The smaller the fan wheel, the more instantaneously the necessary RPM can be obtained to make the maximum boost. In other words, an ideal situation would be a small hot wheel and a large cold wheel. Exhaust gases propel the small hot-wheel. Exhaust gases are a force greatly dependent on the engines RPM, hence the nature of the compromise. At a lower RPM, the smaller hot wheel cannot drive the larger cold wheel to create boost until a certain engine RPM is reached. This creates turbo-lag. Turbo lag is the interval between the initiation of acceleration and the employment of power. In extreme cases you would have no power below 4,000 rpm and the next instant when the boost comes on full.
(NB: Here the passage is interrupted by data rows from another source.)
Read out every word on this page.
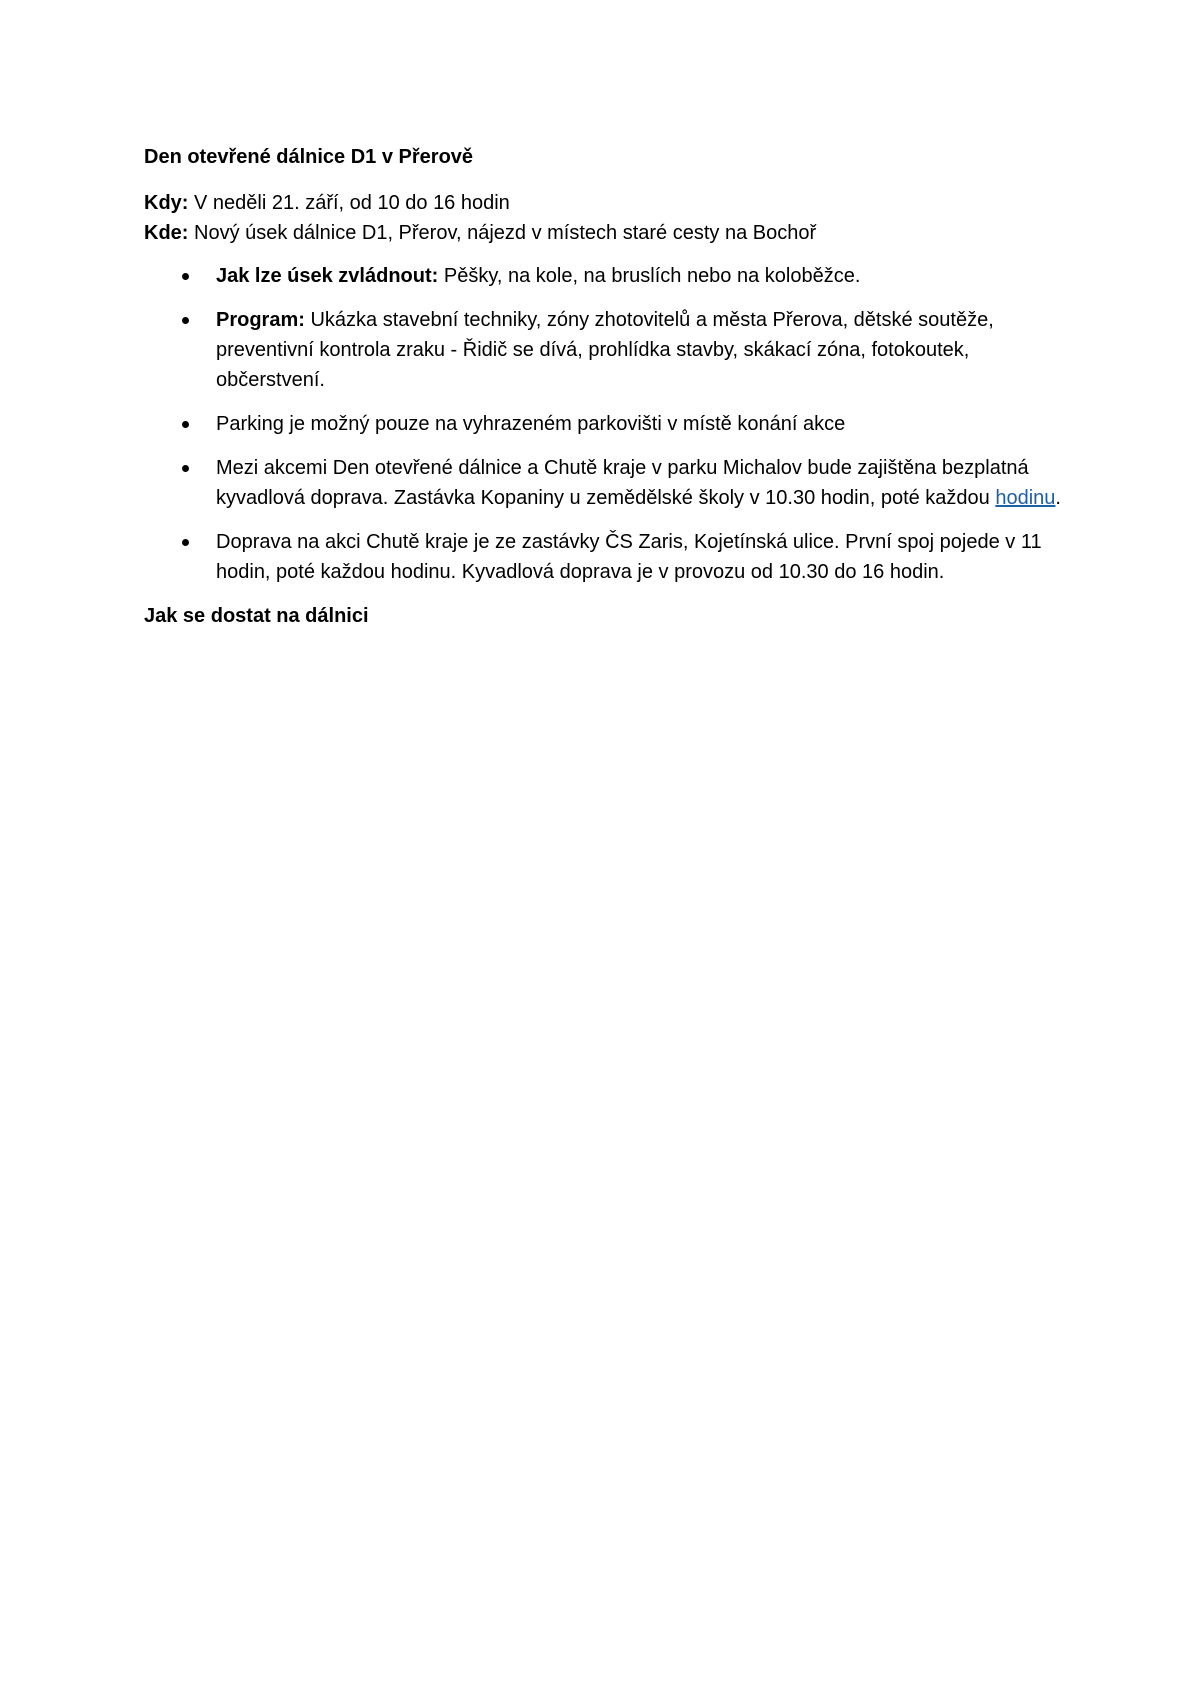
Den otevřené dálnice D1 v Přerově

Kdy: V neděli 21. září, od 10 do 16 hodin

Kde: Nový úsek dálnice D1, Přerov, nájezd v místech staré cesty na Bochoř

Jak lze úsek zvládnout: Pěšky, na kole, na bruslích nebo na koloběžce.
Program: Ukázka stavební techniky, zóny zhotovitelů a města Přerova, dětské soutěže, preventivní kontrola zraku - Řidič se dívá, prohlídka stavby, skákací zóna, fotokoutek, občerstvení.
Parking je možný pouze na vyhrazeném parkovišti v místě konání akce
Mezi akcemi Den otevřené dálnice a Chutě kraje v parku Michalov bude zajištěna bezplatná kyvadlová doprava. Zastávka Kopaniny u zemědělské školy v 10.30 hodin, poté každou hodinu.
Doprava na akci Chutě kraje je ze zastávky ČS Zaris, Kojetínská ulice. První spoj pojede v 11 hodin, poté každou hodinu. Kyvadlová doprava je v provozu od 10.30 do 16 hodin.

Jak se dostat na dálnici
Since the objective is to have usable horsepower, not only at peak rpm, but also at midrange and lower rpm, compromises in the size of both fan wheels are necessary. In a competition motor, the issue of low-end boost is of lesser importance because racing engines rely on a very limited high RPM range in order to create maximum horsepower.

One might be led to believe that bigger is indeed better but don’t be mislead...its not that simple. There are physical laws to be obeyed and compromises must be made. Depending on the design of the engine, one thing is certain: There is only so much boost an engine can absorb. Obviously, the quality of components such as pistons, cylinders, connecting rods, etc. is crucial. Other determining factors include compression ratio, internal cooling capability, and the ability to dissipate heat from the cylinder head area. Turbocharging creates horsepower, but it also creates tremendous pressure and heat. This pressure and heat are what can destroy your motor and under extreme boost conditions, and this can take place in seconds. Obviously, a competition motor has far superior cooling capabilities, both air and oil, than the average street turbos. A street turbo generally runs safely at approximately 0.7-0.8 bar boost (1 Bar = 14lbs.). A competition car typically will run at 1.4-1.6 bar boost for short periods. The difference in boost levels is what creates the horsepower.
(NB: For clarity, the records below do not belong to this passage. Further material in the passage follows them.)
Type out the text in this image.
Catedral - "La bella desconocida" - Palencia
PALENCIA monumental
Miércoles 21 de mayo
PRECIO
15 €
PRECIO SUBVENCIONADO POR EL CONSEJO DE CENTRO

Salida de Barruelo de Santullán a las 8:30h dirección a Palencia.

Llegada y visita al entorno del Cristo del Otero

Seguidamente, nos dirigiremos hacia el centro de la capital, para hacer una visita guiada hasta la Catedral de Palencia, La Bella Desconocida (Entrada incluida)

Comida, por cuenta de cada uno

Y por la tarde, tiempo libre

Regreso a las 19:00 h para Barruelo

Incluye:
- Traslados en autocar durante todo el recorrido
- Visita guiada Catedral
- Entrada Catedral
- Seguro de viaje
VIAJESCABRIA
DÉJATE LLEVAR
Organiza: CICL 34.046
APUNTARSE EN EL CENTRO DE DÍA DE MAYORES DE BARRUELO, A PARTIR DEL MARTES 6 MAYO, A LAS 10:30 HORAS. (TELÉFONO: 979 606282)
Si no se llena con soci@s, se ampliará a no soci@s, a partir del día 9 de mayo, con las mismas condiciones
With the 993 B-Turbo, the over boost regulation is done using a wastegate which is controlled by the DME control box. To increase the boost rate in a B-Turbo therefore, reprogramming of the DME unit is required. The 993 B-Turbo S-version, with 430 hp vs. 408hp, is a case in point.

An ideal solution would be to have two (twin) Turbos of a small to medium size. Porsche demonstrated this feature on the 1986 959 model by putting two (twin) turbos in sequence, minimizing turbo-lag. Unfortunately, to do it right was very costly, and it was decided not to incorporate this feature into production models.

Beginning with the 993 B-Turbo, two medium sized Turbos are used. Additionally, engine size was increased, compression was raised, and a more effective ignition and fuel injection was incorporated. This, combined with the ratios available in a 6-speed gearbox, virtually eliminated the turbo-lag.

There are, of course, many enhancements that can contribute to improvements in turbocharging performance. These include sport intercoolers with greater cooling capacity, fuel enrichment systems, and improvements to the flow rate of the turbocharger housings.

The bottom line is this: bigger in not necessarily better for your street turbo! Yes, there are turbochargers that are an improvement over stock, but bolting a K-31 on your otherwise stock-motor will do nothing for the driveability of your car despite the fact that it may add some horsepower to the top-end of your rpm range. To achieve this top-end you will compromise power in the low to mid-range power band and on the street this is where you need it. When was the last time you wished you have more kick at 140 mph?